Source: http://www.forbes.com/sites/timworstall/2012/10/15/solyndra-sues-chinese-solar-makers-entire-nonsense/
Solyndra LLC, the bankrupt solar- panel maker that received a $535 million U.S. government loan guarantee, accused Suntech Power Holdings Co. (STP) and other Chinese panel makers of driving it out of business by running an illegal cartel.It’s possible that there was such scheming. It’s also possible that Chinese panel and cell makers were subsidised by hyte Chinese Government. As was Solyndra subsidised by the US one. But even if these things did occur they were not the cause of Solyndra’s bankruptcy.

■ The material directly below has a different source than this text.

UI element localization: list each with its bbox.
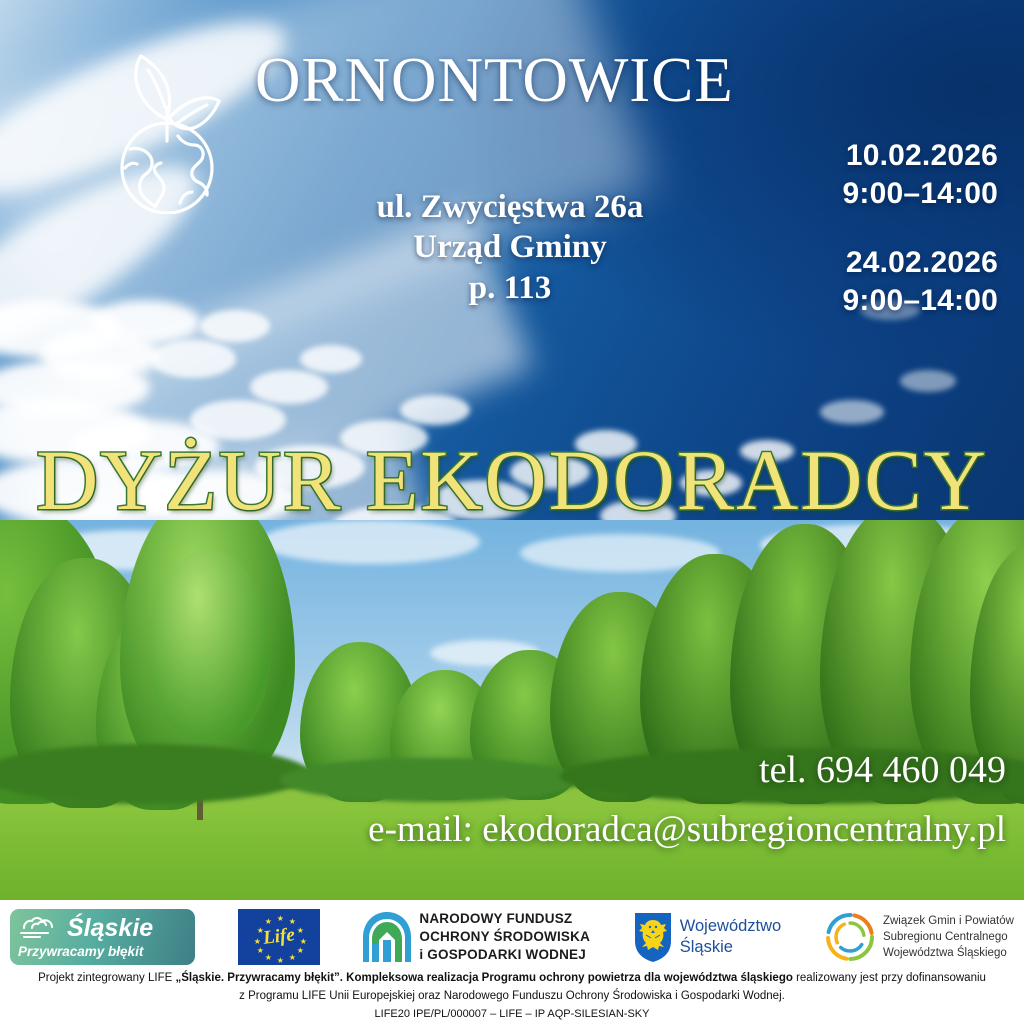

That was caused by the technological option they had taken.
Solyndra, which filed for bankruptcy protection in August 2011, is seeking compensation “for the loss of the $1.5 billion value of its business and more which defendants destroyed,” according to a complaint filed yesterday in federal court in San Francisco.

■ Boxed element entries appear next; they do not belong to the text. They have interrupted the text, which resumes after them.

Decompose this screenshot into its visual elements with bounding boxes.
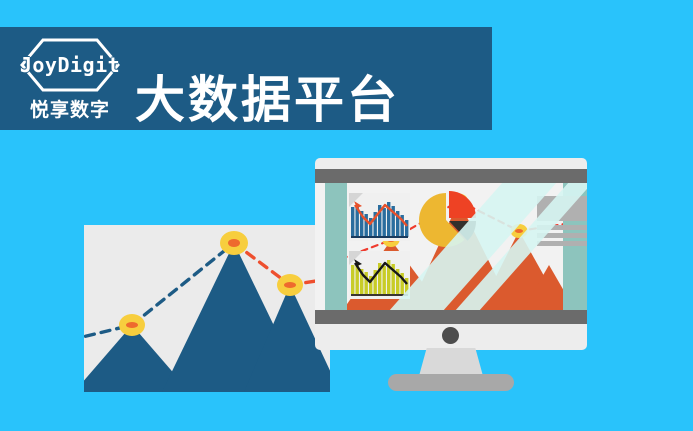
image-placeholder	[537, 196, 587, 221]
yellow-bar-line-card	[349, 251, 410, 299]
power-button[interactable]	[442, 327, 459, 344]
header-bar: JoyDigit 悦享数字 大数据平台	[0, 27, 492, 130]
dashboard-content	[347, 183, 563, 310]
screen-side-band-left	[325, 183, 347, 310]
logo-subtitle: 悦享数字	[30, 95, 110, 122]
monitor-bottom-bezel	[315, 310, 587, 324]
monitor-screen	[315, 183, 587, 310]
mountain-trend-panel	[84, 225, 330, 392]
monitor-stand	[419, 348, 483, 376]
baseline	[351, 294, 408, 296]
baseline	[351, 236, 408, 238]
monitor-top-bezel	[315, 169, 587, 183]
page-title: 大数据平台	[135, 71, 400, 129]
text-line	[537, 241, 587, 246]
text-line	[537, 225, 587, 230]
report-text-block	[537, 196, 587, 243]
text-line	[537, 233, 587, 238]
illustration-canvas: JoyDigit 悦享数字 大数据平台	[0, 0, 693, 431]
monitor-base	[388, 374, 514, 391]
pie-slice-b	[449, 191, 476, 218]
brand-logo[interactable]: JoyDigit 悦享数字	[14, 32, 126, 126]
hexagon-icon: JoyDigit	[16, 36, 124, 94]
logo-wordmark: JoyDigit	[20, 53, 120, 77]
blue-bar-line-card	[349, 193, 410, 241]
desktop-monitor	[315, 158, 587, 350]
category-pie-chart	[419, 191, 477, 249]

The defendants schemed with each other, raw material suppliers and certain lenders to flood the U.S. market with solar panels at below-cost prices, the Fremont, California-based company said in the complaint. Panel prices for Wuxi, China- based Suntech, the biggest solar-panel maker, and two other companies moved in tandem, falling 75 percent in four years in the U.S. market, Solyndra said.
Please do note, I’m not about to claim that Solyndra were wrong to make the choice that they did, nor that they made a mistake. Not in the sense that it was obviously wrong or a mistake when that choice was made. Rather that circumstances out of their control meant, over time, that it became a mistake. Prediction, especially about the future, is after all quite famously difficult.

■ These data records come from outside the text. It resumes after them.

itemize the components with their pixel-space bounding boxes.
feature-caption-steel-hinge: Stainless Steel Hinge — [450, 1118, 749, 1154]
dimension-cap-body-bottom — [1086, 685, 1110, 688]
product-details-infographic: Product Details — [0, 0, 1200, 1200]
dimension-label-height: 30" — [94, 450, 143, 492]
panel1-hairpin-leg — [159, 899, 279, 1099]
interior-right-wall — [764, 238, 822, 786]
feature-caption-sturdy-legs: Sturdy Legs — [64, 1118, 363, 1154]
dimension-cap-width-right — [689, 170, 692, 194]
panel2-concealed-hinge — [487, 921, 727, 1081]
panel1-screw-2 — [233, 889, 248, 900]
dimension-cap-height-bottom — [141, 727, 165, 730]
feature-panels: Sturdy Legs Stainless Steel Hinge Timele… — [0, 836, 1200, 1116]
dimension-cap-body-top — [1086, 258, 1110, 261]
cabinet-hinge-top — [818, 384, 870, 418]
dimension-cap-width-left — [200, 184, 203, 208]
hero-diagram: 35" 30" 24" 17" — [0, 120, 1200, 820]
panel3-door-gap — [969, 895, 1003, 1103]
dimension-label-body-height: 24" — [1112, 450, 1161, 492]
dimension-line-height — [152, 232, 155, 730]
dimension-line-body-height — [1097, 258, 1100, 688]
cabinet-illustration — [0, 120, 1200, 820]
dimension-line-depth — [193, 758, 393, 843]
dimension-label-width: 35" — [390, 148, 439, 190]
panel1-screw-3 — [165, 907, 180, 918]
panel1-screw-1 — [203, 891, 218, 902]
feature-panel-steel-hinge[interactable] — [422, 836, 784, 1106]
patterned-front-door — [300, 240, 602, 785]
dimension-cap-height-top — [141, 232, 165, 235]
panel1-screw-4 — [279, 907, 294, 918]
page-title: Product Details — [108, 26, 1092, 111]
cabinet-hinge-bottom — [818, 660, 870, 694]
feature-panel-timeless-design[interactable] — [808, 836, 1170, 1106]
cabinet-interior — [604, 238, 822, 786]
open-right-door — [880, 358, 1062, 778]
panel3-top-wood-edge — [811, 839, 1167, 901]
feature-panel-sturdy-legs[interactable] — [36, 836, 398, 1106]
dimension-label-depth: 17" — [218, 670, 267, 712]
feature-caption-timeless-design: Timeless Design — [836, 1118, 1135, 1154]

The basic design choice people faced with solar cells a few years back was quite simple. Silicon, the basic raw material from which the cells are made, was expensive. $450 per kg is a reasonable enough estimate of the price back then. There are therefore two possible routes you can take. One is to either make such silicon more efficient in use or to economise on the amount of silicon used. These two are really the same option: using less to get the same power output is the same as making the silicon more efficient. The other is to look at ways of lowering the cost of the silicon.
Solyndra used the first of those two possible technological paths. Their tubular design was aimed at optimising the efficiency of the silicon that was being used. A reasonable enough choice at one time. Except for the fact that others decided to pursue the other route. Silicon ingot, from which you can slice off the wafers to make solar cells, has become much cheaper. New fabrication methods were developed and the supply shortage vanished. Essentially, the solar industry used to exist on the cast offs from the computer industry. Then people started making the ingot in the purity and quantities that solar required. As a result prices fell through the floor: to perhaps in the $30 to $40 a kg range today.
I’m afraid that if your business plan, your technological decision, is to optimise the efficiency of an expensive input, then that input falls in price by 90%, well, I’m afraid that while you didn’t actually make a mistake, one that people can blame you for, it does turn out that you have been mistaken. And you’re highly likely to go bust. By analogy, imagine that you decided to build small engined cars because you predicted that gasoline was going to get ever more expensive. Then gas falls to 50 cents a gallon. Your small engine decision isn’t likely to make you much money as everyone goes out and buys the 6 litre V8s.
I do of course wish everyone luck in the upcoming litigation: but Solyndra was pretty obviously going to go down from the moment that silicon ingot prices started to fall.